Emmanuel Baptist Church (EBC) is a Baptist megachurch in the Clinton Hill neighborhood of Brooklyn, New York, on the northwest corner of Lafayette Avenue and St. James Place, affiliated with the American Baptist Churches USA. The congregation is 2,200 people. The Senior Pastor is Anthony L. Trufant and the Executive Pastor is Shareka Newton.

==History==
The congregation was established around 1882 with 194 members that had broken from the Washington Avenue Baptist Church. The Emmanuel congregation commissioned architect E. L. Roberts, the architect of the Washington Avenue Baptist Church, to build them a small, Gothic-style, two-story interim chapel on St. James Place (1882–1883)." Fund raising for the permanent church began in 1884.

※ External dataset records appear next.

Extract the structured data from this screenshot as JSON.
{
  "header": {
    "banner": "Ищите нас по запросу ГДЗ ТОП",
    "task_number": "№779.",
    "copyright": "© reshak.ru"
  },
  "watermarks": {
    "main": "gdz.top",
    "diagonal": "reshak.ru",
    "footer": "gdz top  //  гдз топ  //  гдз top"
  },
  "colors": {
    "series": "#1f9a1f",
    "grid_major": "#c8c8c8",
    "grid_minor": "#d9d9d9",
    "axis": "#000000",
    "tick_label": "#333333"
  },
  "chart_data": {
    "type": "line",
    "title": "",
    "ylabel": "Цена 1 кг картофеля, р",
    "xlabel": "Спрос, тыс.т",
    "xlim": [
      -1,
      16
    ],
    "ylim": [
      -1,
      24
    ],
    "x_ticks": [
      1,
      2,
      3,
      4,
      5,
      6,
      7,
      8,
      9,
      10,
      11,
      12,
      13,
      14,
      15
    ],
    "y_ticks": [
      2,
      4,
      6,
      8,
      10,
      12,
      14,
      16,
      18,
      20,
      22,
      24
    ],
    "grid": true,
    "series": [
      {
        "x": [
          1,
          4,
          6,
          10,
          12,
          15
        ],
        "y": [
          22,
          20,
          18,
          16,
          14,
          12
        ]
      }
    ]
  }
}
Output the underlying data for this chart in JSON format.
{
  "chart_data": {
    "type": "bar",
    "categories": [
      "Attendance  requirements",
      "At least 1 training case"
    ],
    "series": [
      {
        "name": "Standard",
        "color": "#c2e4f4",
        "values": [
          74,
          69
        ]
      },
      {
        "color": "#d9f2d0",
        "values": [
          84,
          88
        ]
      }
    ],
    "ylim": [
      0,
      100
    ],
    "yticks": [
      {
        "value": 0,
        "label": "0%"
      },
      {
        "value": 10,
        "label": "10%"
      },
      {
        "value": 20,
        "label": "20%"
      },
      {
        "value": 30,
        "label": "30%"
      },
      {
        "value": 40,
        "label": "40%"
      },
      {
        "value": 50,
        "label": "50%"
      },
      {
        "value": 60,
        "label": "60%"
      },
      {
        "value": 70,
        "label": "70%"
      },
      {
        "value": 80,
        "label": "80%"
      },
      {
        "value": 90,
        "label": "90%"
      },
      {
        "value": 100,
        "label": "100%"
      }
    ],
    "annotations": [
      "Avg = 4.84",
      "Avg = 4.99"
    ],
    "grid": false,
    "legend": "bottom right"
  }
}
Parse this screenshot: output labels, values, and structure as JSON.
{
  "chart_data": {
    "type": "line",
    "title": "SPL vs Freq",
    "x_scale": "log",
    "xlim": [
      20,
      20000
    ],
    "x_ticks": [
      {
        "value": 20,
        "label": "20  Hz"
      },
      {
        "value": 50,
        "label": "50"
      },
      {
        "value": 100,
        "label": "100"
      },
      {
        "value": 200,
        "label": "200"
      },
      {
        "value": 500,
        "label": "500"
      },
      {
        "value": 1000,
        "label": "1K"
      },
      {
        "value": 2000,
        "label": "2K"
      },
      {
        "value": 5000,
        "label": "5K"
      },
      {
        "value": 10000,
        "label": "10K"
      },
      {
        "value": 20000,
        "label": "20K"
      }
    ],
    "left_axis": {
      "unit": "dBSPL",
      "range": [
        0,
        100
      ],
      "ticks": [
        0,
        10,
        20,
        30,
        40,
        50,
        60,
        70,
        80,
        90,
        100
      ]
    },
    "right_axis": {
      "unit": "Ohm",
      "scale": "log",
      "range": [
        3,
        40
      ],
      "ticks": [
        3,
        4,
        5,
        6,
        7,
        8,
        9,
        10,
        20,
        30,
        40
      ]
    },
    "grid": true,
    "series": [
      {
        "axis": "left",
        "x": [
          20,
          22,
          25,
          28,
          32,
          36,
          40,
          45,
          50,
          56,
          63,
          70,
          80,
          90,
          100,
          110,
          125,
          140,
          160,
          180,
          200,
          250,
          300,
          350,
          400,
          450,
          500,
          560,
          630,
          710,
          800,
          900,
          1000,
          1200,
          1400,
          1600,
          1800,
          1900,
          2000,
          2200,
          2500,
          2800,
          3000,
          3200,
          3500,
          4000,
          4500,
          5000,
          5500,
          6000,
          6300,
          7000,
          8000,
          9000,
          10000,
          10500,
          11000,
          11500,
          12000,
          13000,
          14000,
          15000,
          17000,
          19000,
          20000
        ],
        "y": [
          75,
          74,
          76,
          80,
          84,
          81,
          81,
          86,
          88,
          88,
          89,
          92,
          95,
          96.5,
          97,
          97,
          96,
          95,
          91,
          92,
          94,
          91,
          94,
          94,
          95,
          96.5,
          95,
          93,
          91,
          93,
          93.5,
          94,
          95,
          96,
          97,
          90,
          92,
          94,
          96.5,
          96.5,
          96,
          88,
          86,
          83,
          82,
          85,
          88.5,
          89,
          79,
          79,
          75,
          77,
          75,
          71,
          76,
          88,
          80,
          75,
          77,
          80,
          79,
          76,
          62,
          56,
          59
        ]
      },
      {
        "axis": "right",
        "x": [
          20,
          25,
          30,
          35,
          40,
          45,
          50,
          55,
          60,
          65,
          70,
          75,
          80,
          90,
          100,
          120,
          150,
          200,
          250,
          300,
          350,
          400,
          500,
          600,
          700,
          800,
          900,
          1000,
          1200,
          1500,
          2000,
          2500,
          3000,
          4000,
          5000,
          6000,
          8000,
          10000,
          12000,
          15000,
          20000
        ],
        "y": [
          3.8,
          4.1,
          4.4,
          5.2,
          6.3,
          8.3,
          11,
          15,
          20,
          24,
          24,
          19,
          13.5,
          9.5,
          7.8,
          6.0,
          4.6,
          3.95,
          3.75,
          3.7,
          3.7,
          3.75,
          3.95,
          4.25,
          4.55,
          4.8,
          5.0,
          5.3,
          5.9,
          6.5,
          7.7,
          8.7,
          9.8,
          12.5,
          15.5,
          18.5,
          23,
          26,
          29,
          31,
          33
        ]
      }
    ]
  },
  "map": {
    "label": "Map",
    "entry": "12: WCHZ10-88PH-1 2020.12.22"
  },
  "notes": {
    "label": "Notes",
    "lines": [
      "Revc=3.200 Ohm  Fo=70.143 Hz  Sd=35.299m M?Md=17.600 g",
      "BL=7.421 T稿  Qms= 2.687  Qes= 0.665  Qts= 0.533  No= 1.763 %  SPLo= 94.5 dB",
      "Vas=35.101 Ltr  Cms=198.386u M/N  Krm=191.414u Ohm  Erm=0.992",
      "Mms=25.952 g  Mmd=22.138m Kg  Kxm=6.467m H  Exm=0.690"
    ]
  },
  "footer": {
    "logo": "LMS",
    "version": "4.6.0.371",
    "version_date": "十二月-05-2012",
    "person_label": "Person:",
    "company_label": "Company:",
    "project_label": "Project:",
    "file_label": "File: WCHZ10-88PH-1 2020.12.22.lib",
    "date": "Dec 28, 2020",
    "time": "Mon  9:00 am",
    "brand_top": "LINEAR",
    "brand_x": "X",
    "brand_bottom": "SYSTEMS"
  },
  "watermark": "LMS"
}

It was paid for by Charles Pratt and built in 1887 to designs by architect Francis H. Kimball in the Gothic Revival style "as a synthesis of the cathedral type and the Baptist preaching church." It is considered one of Kimball's finest designs. It was listed on the National Register of Historic Places in 1977. The church building was opened on April 17, 1887. Architectural critic Montgomery Schuyler praised it as "a very rich scholarly and well considered design." The most conspicuous design feature of the interior was the central font.

In 2017, the attendance was 2,200 people.